From child pornography to arms sales, not to mention human trafficking, there has been a dark side lurking on the Internet for years now, where the virtual becomes dangerously real. To bring clarity to the issue of Deep Web e Dark Web we interviewed Eva Claudia Cosentino, Director of the National Center for Combating Online Child Pornography (C.N.C.P.O.), of the Postal and Communications Police Service, who mentioned how often these two terms are confused with each other. In most cases, in fact, they are “mistakenly used as synonyms, when in fact they are structurally different ‘virtual territories’.”

Deep Web and Dark Web: two terms too often confused

“The Dark Web,” Cosentino explained, “is a small part of the Deep Web. Both are hidden, but the Deep Web is accessible only by authentication, while the Dark Web, in addition to being private, requires ad hoc servers to access it. Specifically, the term Deep Web or ‘invisible web,’ or about 96 percent of the Internet, refers to the spaces that are not indexed by common search engines. Each of us surfs the Deep Web daily, without realizing it. This is the so-called ‘private’ part of the network — e.g., data saved on the cloud, e-mail, forums, databases, etc. – i.e. any resource that, not being public, requires an authentication mechanism to be viewed, such as e-mail and passwords. All it takes is any browser to enter the Deep Web.”

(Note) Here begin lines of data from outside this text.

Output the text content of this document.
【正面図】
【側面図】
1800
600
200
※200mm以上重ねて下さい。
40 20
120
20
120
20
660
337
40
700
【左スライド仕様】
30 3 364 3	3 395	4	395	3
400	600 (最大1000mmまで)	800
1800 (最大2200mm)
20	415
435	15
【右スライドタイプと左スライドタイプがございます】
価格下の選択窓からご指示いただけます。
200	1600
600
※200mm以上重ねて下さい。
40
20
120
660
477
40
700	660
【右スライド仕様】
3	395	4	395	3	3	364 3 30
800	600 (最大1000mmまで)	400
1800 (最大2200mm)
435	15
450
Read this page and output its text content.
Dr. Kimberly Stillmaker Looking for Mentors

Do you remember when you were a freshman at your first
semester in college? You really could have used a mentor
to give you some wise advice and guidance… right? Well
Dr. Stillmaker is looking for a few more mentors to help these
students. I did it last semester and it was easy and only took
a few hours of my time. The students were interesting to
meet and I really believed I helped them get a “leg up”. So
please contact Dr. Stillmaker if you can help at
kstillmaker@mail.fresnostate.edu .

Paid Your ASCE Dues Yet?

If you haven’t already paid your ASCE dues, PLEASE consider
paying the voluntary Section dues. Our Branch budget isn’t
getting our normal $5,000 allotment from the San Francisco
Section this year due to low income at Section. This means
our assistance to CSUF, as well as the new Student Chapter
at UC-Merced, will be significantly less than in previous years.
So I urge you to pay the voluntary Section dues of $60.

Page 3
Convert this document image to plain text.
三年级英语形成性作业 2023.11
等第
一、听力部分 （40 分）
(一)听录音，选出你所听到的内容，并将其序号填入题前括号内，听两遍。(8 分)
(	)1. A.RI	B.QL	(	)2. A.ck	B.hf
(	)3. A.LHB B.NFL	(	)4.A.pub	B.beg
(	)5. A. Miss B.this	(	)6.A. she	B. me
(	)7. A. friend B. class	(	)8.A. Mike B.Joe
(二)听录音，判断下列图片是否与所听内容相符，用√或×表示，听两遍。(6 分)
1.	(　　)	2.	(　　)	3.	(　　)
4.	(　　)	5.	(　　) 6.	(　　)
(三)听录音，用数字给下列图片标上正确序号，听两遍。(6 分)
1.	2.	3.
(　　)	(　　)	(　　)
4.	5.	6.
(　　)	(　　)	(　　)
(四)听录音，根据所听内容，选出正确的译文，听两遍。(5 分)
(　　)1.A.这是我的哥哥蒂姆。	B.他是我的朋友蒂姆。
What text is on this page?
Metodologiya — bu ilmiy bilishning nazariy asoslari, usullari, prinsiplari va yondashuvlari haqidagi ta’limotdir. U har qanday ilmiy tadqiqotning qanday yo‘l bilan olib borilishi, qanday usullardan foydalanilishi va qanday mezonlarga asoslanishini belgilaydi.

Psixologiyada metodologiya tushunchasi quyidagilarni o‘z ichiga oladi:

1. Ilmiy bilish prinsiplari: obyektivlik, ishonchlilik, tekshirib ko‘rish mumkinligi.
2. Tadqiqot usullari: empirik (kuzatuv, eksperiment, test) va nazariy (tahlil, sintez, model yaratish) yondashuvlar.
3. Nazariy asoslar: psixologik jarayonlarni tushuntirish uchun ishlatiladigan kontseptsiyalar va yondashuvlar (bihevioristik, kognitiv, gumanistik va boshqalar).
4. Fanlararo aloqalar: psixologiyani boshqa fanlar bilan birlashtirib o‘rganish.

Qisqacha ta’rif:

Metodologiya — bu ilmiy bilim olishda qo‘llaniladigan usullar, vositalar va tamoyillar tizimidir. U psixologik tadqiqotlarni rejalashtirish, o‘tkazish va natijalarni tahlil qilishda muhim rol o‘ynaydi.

The Dark Web and its endless darknets

What does the Dark Web indicate? “The most hidden part of the network (about 0.1 percent), which, in addition to being ‘private,’ cannot be reached by ordinary browsers, but only through special software, because it relies on network architectures programmed to anonymize communications (darknet). It is a set of data and content made intentionally invisible.”

Cosentino also pointed out that “the Dark Web consists of countless darknets, reachable only through specific software or particular network configurations, such as Tor (The Onion Router), which can be accessed through the browser of the same name or proxy servers configured to perform the same function. Tor uses a layered, onion-like mechanism; data in transit is encrypted on multiple layers, allowing only the sender and recipient to read it. Most of the sites on Tor’s darknet have .onion domains and trade in cryptocurrency (bitcoin, etc.).”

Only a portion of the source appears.